Highlands and Islands Greens
Highlands and Islands Greens

Greens Concerned About Environmentally Unsustainable Tourism

Monday, December 12th, 2016

Steve Sankey, Orkney Greens co-convenor and prospective candidate for the council election Ward of East Mainland, Burray and South Ronaldsay next May, has expressed concerns about the current state of tourism in Orkney, stating that unless immediate steps are taken to improve aspects of its management it could be approaching environmentally unsustainability. In particular, Steve expressed concern at the current lack of management by Orkney Islands Council (OIC) of the burgeoning cruise liner traffic in Orkney as a record 2017 season looms. The cruise liner calls to Kirkwall and Stromness have grown from 42,000 passengers only 4 years ago in 2012, to a predicted 126 vessels and some 140,000 passengers in 2017. Explaining his views he said:

“As a tour guide myself, I’ve been thinking for a few years now that the situation has been getting out of control, with sites such as the Italian Chapel, Kirkwall town centre and its non-toilet issue, the Ring of Brodgar, the Stones of Stenness ‘car park’ and Skara Brae all suffering either physical damage, a poorer visitor experience, or both. It seemed to me that we have passed the point of site sustainability. So I decided to look at another aspect of sustainability and check what kind of environmental monitoring was being undertaken by OIC into the pollution effects of cruise liners visiting Orkney. Bear in mind that an average-sized cruise ship’s daily emissions may equate to as much as 12,000 cars.”

The results of his investigations surprised even Steve. “Absolutely no environmental monitoring of the cruise liners’ carbon emissions, or nitrous and sulphurous oxides is being done by OIC. At present, OIC’s air quality monitoring nearest to the ships is confined to nitrous emissions at one roadside site in the town centre. The pollution caused by these visiting liners which use a highly toxic form of high sulphur bunker fuel is well known. OIC should now insist that visiting liners turn their engines off when berthed, and instead use harbour-based clean power. Orkney is ideally placed to ensure that these liners use our surplus renewable energy when in port – getting them do so is just a matter of political will. It would also help to promote Orkney as a ‘Clean and Green’ destination.”
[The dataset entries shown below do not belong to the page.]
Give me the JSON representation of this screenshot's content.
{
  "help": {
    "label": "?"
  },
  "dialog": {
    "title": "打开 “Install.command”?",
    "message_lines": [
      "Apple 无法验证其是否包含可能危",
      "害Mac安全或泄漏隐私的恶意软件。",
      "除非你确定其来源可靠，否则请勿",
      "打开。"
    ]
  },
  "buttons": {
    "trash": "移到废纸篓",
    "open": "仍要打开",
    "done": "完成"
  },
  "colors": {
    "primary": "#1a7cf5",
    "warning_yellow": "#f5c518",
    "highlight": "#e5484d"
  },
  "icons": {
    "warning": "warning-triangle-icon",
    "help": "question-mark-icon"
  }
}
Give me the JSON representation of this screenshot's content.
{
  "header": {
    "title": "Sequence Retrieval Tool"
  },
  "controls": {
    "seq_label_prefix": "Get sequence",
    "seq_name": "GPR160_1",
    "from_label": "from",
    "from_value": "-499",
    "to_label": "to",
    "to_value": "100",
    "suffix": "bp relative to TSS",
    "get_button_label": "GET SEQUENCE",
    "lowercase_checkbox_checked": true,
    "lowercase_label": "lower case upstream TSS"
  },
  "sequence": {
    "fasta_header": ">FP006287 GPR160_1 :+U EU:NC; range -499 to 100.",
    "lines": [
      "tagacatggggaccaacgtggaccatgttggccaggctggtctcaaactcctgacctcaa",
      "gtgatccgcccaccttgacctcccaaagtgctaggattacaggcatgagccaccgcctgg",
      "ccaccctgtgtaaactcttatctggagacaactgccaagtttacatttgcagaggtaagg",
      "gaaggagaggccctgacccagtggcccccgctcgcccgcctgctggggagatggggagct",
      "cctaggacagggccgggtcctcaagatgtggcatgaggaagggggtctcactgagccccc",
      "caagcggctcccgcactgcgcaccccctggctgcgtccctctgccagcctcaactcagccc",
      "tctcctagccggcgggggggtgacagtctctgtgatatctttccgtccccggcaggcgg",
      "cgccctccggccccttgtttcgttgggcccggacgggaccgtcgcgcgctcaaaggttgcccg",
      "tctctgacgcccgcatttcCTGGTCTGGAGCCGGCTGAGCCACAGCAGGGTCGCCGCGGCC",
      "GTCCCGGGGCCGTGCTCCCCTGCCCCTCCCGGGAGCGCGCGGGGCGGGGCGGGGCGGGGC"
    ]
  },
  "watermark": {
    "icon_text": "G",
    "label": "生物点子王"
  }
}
A survey is currently being undertaken by external consultants Douglas Ritchie and Colin Smith into ‘volume tourism’ in Orkney, and the impact of cruise liners in particular. The Orkney Greens are supportive of this approach and hope that sensible and sustainable management policies will emerge from the review. Steve concluded “That’s what’s needed – an independent and objective look at the issue, which, hopefully, this survey may provide. OIC has a vested interest in attracting more and more liners because of the £1 million plus revenues that they generate, so a step back is required to assess impacts and potential solutions.” He concluded “No-one, least of all me, is saying ‘no liners’, but there are many locals and tourism businesses in Orkney that are now sharing my view that better management of cruise liners is required. The solutions proposed should include environmental and site monitoring. Orkney needs to stay ahead of our tourism rivals on this issue.”